RAY McGOVERN: So, this is America! This is America! Who are you? I’m standing there quietly! You’re breaking my arm!

SECRETARY OF STATE HILLARY CLINTON: The government did not want the people to communicate with each other, and it did not want the press to communicate with the public.

JUAN GONZALEZ: The voice you heard screaming was that of Ray McGovern as he was dragged away by security guards who left him bruised and bloodied. He was then arrested. McGovern is a former Army intelligence officer and a 27-year veteran of the CIA. He was one of the CIA’s daily briefers for President George H.W. Bush. He has since become a vocal critic of US foreign policy.

AMY GOODMAN: Ray McGovern joins us now in Washington, D.C. Ray, you were seriously hurt. Tell us what happened.

RAY McGOVERN: Well, I was pounced upon. I was blindsided, really. I was looking straight to the back, minding my own business, the only offense being standing up when everyone else was sitting down. And without any warning, I was pounced upon by and what I call large-manhandled by a fellow who looked like an NFL football player in plain dress. I don’t know who he was.

That’s why you hear me screaming, “Who are you? Who are you?” I never did get the answer to that. So it was really quite abrupt, quite violent.

And the supreme irony, of course, is — and it sounds like something right out of Franz Kafka — four paragraphs later, Hillary Clinton is saying what you just quoted her as saying.

You know, one has to keep one’s sense of humor in all this, especially when one bears these kinds of bruises, and I can’t show you the ones down below.

I was listening on the way in. I tuned in a little late to your show. And what I heard Hillary Clinton say, that little clip, “We strongly oppose the use of violence” — this is yesterday. “We have deep concern over the actions of security forces.” And I’m saying, “Yes! Oh, she’s going to apologize like my Veterans for Peace colleagues asked her to do.” But then I realized, she’s talking about Bahrain. Straight out of Kafka.

AMY GOODMAN: So, you were seriously hurt. What parts of your body? What did they do to you?

RAY McGOVERN: Well, they put two sets of handcuffs on me very roughly.

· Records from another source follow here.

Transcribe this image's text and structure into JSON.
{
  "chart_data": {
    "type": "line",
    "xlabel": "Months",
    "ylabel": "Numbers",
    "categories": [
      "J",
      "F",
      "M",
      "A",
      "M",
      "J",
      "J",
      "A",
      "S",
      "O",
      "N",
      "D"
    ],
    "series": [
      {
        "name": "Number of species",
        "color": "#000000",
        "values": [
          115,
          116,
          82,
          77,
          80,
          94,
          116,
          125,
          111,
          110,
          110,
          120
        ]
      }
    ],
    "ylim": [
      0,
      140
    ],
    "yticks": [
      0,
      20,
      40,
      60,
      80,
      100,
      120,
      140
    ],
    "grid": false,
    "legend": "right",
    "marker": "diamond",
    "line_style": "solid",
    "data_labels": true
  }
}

They were the iron or the steel handcuffs. They dug into my wrists. Well, you could see some of the stuff right here. And they put it behind my back, of course, and I started bleeding profusely over my pants. We have the pants; they’re full of blood. When somebody said, “Is that his blood?” one of the cops said, “No, no, I pricked my finger.”

Right. The whole back seat of the pants is suffused with blood. They threw me — well, they didn’t throw me. They placed me in a patrol car — I try not to exaggerate here — I was taken up to one of the police headquarters in D.C., mugshotted, fingerprinted to a fare-thee-well, and put in a little cell of the size that Bradley Manning now occupies in Quantico, kept there for three-and-a-half hours.

AMY GOODMAN: Ray, we only have a minute, but why were you there? Why did — were you standing up?

RAY McGOVERN: I was standing up in silent witness to the fact that Hillary Clinton is responsible, partly responsible, for countless thousands of Iraqis, Americans, Afghans and, God help us, Iranians — I hope not — and that she should not get the idea that everybody is going to sit down and applaud politely when there are so many of us that are usually excluded from these sessions who are feeling very, very, very sad and very angry at the foreign policy of our government.

Very seldom do you have a chance to express that. I thought that I expressed that in a most nonviolent way by simply standing quietly with my back to her with a T-shirt that said “Veterans for Peace.”

AMY GOODMAN: Well, Ray McGovern, we want to thank you for being with us, a former top briefer of Vice President George H.W. Bush. Ray worked for the CIA for more than a quarter of a century.